BEAST (2022)
An American family vacationing in South Africa find themselves in a life-or-death struggle with a rogue lion
An American family vacationing in South Africa find themselves in a life-or-death struggle with a rogue lion
From The Lion King (1994, 2019) to Zootropolis (2016) and beyond, wild animals that are noble, likeable, or funny, have become the norm in mainstream cinema. A few incorrigible reprobates like sharks and alligators apart, it’s rare to find an outright hostile creature nowadays. So there’s something appealing about the sheer old-fashionedness of Beast, which feels like nothing more than a British movie of half a century ago, doubtless with Michael Caine and Richard Harris in the Idris Elba and Sharlto Copley roles.
Of course, it’s not quite that. Beast is a US film; a black star like Elba would’ve been an unlikely lead for such a movie in the 1970s, though Copley is still a thinly-disguised Great White Hunter, and there’s lip service paid to an eco-theme that has Beast attempt a slightly awkward balancing act in trying to make its lion simultaneously monstrous and tragic. But at heart, this is an old-fashioned adventure of family vs. nature, red in tooth and claw, and what big digital teeth and claws they are.
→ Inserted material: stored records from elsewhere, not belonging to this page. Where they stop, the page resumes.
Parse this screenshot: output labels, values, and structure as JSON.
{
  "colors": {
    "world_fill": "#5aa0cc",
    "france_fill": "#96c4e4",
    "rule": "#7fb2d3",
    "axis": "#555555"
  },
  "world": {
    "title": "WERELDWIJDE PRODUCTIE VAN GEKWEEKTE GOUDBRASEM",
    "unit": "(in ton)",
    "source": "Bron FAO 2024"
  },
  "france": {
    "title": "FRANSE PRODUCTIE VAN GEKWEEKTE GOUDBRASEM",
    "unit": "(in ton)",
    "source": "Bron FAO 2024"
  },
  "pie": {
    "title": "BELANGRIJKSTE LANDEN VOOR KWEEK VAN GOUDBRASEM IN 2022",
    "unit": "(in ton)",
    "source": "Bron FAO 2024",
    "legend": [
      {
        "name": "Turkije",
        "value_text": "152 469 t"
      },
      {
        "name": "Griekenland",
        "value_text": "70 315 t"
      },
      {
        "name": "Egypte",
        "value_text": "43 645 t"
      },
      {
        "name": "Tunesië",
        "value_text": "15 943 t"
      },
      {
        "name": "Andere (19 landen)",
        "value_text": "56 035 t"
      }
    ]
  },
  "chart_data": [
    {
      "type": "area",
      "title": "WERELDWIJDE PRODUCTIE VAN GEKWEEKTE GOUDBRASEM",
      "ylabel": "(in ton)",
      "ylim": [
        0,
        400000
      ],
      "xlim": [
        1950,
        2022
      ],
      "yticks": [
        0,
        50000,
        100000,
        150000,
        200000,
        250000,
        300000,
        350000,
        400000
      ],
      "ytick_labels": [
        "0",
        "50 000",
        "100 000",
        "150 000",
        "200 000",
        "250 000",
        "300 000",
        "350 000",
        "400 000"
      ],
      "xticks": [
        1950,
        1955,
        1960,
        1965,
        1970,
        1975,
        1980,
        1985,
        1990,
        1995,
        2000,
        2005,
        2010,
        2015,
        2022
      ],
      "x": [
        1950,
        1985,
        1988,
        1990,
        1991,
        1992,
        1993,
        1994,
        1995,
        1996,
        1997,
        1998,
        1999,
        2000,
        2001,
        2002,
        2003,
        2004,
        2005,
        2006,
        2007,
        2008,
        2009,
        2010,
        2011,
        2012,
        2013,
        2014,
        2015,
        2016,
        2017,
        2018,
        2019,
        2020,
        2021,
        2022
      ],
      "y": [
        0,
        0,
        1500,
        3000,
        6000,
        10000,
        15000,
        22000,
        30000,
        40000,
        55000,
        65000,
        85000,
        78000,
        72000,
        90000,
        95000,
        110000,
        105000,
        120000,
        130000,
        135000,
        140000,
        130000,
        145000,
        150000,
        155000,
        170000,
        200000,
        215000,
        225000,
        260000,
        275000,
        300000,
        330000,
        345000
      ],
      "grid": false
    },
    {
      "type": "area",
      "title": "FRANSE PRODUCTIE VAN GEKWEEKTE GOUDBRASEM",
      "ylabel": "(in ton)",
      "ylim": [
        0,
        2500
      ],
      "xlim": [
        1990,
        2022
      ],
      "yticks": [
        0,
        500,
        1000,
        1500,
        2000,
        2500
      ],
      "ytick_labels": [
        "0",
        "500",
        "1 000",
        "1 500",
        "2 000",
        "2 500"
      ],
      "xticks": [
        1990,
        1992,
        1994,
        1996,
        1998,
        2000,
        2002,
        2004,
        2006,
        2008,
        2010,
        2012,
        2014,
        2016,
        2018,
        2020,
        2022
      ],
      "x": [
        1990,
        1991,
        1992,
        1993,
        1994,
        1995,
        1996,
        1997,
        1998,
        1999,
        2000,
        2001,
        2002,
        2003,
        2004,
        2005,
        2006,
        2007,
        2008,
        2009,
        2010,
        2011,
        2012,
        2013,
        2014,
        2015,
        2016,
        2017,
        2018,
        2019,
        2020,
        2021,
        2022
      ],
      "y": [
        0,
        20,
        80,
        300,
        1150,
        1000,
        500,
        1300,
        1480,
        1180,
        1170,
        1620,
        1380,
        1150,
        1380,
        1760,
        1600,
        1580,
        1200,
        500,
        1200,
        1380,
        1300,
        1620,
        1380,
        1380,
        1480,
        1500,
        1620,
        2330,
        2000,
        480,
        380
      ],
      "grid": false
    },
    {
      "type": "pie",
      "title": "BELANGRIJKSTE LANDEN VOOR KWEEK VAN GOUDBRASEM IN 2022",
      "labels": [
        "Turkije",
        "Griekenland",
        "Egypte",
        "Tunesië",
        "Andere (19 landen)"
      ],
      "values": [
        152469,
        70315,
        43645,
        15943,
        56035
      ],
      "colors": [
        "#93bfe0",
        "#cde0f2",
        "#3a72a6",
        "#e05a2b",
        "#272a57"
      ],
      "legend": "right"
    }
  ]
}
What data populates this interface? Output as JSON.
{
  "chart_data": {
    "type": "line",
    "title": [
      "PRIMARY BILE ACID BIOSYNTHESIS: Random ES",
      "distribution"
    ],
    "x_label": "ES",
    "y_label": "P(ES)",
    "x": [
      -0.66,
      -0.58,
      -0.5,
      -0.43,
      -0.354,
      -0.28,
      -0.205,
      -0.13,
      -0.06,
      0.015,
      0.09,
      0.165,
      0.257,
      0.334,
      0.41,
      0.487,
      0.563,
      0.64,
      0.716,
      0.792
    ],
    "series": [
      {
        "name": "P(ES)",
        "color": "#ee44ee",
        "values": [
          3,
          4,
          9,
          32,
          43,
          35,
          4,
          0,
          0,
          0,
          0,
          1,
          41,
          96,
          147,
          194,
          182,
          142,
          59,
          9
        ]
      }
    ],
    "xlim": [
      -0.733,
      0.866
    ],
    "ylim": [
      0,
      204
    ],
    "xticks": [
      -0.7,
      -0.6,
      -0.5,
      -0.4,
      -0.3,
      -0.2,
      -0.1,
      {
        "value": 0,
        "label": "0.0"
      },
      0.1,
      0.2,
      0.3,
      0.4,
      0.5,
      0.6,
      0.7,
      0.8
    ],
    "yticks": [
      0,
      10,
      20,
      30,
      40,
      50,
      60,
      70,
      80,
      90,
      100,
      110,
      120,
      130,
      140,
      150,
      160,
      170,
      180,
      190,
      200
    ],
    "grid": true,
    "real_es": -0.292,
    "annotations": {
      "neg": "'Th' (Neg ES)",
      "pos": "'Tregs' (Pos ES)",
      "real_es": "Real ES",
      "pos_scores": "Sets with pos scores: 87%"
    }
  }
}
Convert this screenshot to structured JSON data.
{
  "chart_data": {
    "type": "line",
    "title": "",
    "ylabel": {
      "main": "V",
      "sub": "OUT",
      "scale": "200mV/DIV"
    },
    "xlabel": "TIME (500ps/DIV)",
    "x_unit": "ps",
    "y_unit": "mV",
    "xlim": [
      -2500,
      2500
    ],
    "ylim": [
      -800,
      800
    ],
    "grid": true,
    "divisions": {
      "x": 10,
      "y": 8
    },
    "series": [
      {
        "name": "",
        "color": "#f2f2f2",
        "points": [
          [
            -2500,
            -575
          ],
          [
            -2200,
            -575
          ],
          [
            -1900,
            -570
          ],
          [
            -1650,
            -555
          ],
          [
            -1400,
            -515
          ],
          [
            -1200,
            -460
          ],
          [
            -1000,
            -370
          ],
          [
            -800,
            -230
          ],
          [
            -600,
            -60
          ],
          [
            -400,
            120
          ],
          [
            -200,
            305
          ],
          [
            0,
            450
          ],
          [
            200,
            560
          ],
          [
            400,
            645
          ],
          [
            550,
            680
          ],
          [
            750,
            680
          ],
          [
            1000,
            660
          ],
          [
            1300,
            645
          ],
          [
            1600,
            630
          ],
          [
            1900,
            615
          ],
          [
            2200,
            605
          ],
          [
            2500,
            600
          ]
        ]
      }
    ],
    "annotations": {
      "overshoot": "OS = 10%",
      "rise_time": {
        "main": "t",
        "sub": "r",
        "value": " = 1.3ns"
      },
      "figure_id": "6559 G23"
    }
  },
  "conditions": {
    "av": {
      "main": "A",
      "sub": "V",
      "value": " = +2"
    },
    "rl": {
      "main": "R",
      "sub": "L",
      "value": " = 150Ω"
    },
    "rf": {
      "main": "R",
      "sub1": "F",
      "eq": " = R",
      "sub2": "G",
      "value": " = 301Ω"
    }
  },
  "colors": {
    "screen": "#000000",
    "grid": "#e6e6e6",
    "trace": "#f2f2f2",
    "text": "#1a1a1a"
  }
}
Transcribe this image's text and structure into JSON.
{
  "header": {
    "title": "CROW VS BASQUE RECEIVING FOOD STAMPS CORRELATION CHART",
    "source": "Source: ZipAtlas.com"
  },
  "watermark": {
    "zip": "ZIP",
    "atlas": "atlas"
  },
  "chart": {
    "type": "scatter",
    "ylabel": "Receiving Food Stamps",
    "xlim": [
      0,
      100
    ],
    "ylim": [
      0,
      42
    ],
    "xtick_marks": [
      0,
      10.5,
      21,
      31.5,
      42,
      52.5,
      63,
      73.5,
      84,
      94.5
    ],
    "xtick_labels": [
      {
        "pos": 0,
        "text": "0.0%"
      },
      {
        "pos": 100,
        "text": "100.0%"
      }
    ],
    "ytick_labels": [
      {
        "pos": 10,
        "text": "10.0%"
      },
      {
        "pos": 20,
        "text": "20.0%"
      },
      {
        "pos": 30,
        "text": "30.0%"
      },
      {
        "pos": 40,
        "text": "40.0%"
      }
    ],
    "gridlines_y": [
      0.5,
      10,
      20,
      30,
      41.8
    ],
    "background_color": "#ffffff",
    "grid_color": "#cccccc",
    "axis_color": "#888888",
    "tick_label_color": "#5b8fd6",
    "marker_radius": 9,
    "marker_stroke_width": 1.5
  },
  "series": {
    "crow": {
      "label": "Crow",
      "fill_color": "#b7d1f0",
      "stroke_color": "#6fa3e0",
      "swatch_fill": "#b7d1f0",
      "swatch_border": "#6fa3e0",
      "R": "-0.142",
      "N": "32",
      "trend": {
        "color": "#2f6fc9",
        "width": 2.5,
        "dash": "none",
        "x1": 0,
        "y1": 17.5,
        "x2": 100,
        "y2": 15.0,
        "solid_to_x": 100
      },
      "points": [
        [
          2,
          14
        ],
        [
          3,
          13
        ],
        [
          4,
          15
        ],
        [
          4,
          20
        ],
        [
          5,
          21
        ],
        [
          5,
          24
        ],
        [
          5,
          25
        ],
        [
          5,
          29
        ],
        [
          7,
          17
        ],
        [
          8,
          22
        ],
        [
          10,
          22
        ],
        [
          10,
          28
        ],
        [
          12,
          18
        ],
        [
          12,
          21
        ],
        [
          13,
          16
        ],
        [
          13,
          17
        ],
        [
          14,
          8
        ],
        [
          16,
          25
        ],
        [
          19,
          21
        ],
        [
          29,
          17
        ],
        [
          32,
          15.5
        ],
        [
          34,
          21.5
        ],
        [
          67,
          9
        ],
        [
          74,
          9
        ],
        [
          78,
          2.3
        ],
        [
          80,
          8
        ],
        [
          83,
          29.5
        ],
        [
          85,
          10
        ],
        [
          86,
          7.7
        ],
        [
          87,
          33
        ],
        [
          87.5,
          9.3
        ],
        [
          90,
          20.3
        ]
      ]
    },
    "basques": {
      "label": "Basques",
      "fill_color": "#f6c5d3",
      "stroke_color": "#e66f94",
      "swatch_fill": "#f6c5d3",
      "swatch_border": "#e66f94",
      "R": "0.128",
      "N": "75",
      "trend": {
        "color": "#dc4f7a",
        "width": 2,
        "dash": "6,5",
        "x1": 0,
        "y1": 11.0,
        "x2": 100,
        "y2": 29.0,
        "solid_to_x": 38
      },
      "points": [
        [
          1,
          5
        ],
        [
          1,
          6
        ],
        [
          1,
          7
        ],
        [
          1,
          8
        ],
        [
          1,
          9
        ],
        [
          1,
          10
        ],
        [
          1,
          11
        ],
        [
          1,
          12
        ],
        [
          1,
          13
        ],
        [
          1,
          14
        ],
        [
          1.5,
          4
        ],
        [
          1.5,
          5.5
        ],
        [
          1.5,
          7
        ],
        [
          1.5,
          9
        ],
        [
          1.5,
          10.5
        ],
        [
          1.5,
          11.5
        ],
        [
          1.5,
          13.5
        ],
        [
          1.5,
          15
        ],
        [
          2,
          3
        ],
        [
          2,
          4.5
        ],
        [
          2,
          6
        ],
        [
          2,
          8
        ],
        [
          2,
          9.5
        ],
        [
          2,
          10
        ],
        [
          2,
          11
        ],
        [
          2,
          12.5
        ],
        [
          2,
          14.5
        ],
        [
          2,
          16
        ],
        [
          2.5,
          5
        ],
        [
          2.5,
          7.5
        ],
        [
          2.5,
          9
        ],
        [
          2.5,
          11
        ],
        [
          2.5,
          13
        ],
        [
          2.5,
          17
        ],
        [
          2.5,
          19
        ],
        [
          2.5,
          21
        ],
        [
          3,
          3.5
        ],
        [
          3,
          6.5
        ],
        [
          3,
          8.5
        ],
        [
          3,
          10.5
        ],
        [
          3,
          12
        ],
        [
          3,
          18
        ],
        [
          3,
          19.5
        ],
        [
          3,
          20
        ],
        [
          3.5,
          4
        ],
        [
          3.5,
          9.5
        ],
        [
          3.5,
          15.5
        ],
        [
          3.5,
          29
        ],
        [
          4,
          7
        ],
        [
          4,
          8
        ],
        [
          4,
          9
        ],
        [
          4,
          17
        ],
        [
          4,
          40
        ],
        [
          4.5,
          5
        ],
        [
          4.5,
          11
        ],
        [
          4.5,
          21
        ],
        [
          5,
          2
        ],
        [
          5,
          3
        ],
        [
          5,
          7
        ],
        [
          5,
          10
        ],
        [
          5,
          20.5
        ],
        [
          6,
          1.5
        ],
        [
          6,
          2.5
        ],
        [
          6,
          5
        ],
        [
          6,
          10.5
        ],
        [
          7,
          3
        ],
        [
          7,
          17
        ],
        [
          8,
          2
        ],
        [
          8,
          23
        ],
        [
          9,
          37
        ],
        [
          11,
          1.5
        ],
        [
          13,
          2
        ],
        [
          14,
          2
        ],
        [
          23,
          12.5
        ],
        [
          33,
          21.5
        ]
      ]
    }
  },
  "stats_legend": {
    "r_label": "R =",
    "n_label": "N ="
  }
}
American doctor Nate (Elba) is visiting South Africa with his two daughters, Meredith (Iyana Halley) and Norah (Leah Sava Jeffries). Their mother’s recently died and their host will be Martin (Copley), the man who introduced her to Nate. This provides the necessary opportunity for a few emotional moments, just enough that Beast can claim to be not entirely about a lion ripping people apart—but what’s clearly more important about Martin, in terms of story, is that he also works at a game reserve, and his visitors have barely had a chance to unpack their suitcases before he’s whisking them off to meet the local fauna.
Things swiftly take a turn for the bloodier, naturally, when the group discover an entire village of corpses, apparently mauled by a lion (an atmospheric and suspenseful scene amongst the film’s best), and they soon encounter what must be the same animal themselves on a road. Before long they’re trapped in a damaged vehicle, with little water, no comms, and a prowling carnivore outside. The presence in the area of a group of poachers, whose slaughter of a lion pride apparently sent this one surviving animal on a vengeful rampage, adds further peril.
The rest you can pretty much fill in for yourself: various plans will be tried to escape from and/or kill the lion, but none of them will work until one does; characters who might as well be wearing hats marked ‘Dispensable’ will end up as cat food; and the film will alternate between scenes of deceptive, anxious near-calm and shorter ones where it pounces into kinetic action and the anxiety becomes terror.
So there’s nothing at all new, or unexpected, about Beast, and (just like my fantasy Caine/Harris vehicle) it has the flavour of a B Movie masquerading as a major release. But it delivers on the formula consistently well, and never pretends to be more than it is. Director Baltasar Kormákur’s matter-of-fact style was a little disappointing in Everest (2015)—which always felt poised to reveal big ideas without ever actually doing so—but it serves this less obviously metaphor-laden story well, and veteran French cinematographer Philippe Rousselot contributes much to a strong sense of place.
The action scenes are aggressively punchy, and while the lion doesn’t wholly convince (there’s just something too smooth about its movement and too high-res about his detail, as with so many digital creatures), it does give the impression of real physical heft—especially in the beast’s final, thrillingly brutal, and cleverly setup struggle with Nate. Only the dream sequences featuring Nate’s late wife are a drag factor, but they’re easily ignored as the usual obligatory, perfunctory attempts to add “depth” to a character in a movie where character depth is not needed at all.
Indeed, the performances do enough on their own to provide what little characterisation is necessary. Elba is just right as Nate, a man with plenty of strength and determination but absolutely no experience of the situation he now finds himself in, while the always watchable Copley is completely believable as his South African counterpart, dropping—as does the screenplay—just the occasional hint that he might have a less amiable side. Both Halley and (especially) Jeffries as Nate’s daughters have a credibly teenage combination of fear and self-assurance, and the excellent South African actor Thabo Rametsi (already seen this year in much bigger parts in Amandla and Silverton Siege) gets another minor Hollywood role.
There’s not much to Beast beyond the bare bones: a family, a growling threat. It might have a post-colonialist English 1970s feel to it but itis also, for long stretches, essentially Cujo (1983) with a lion instead of a St. Bernard. Still, even if what it has to offer is decidedly limited, it’s nearly all done with sufficient confidence, pace, and skill that it has no difficulty in holding an audience for 93-minutes. Plus, none of the animals sing.
USA | 2022 | 93 MINUTES | 2.39:1 | COLOUR | ENGLISH
director: Baltasar Kormákur.
writers: Ryan Engle (story by Jaime Primak Sullivan).
starring: Idris Elba, Iyana Halley, Leah Sava Jeffries, Sharlto Copley & Thabo Mbetsi.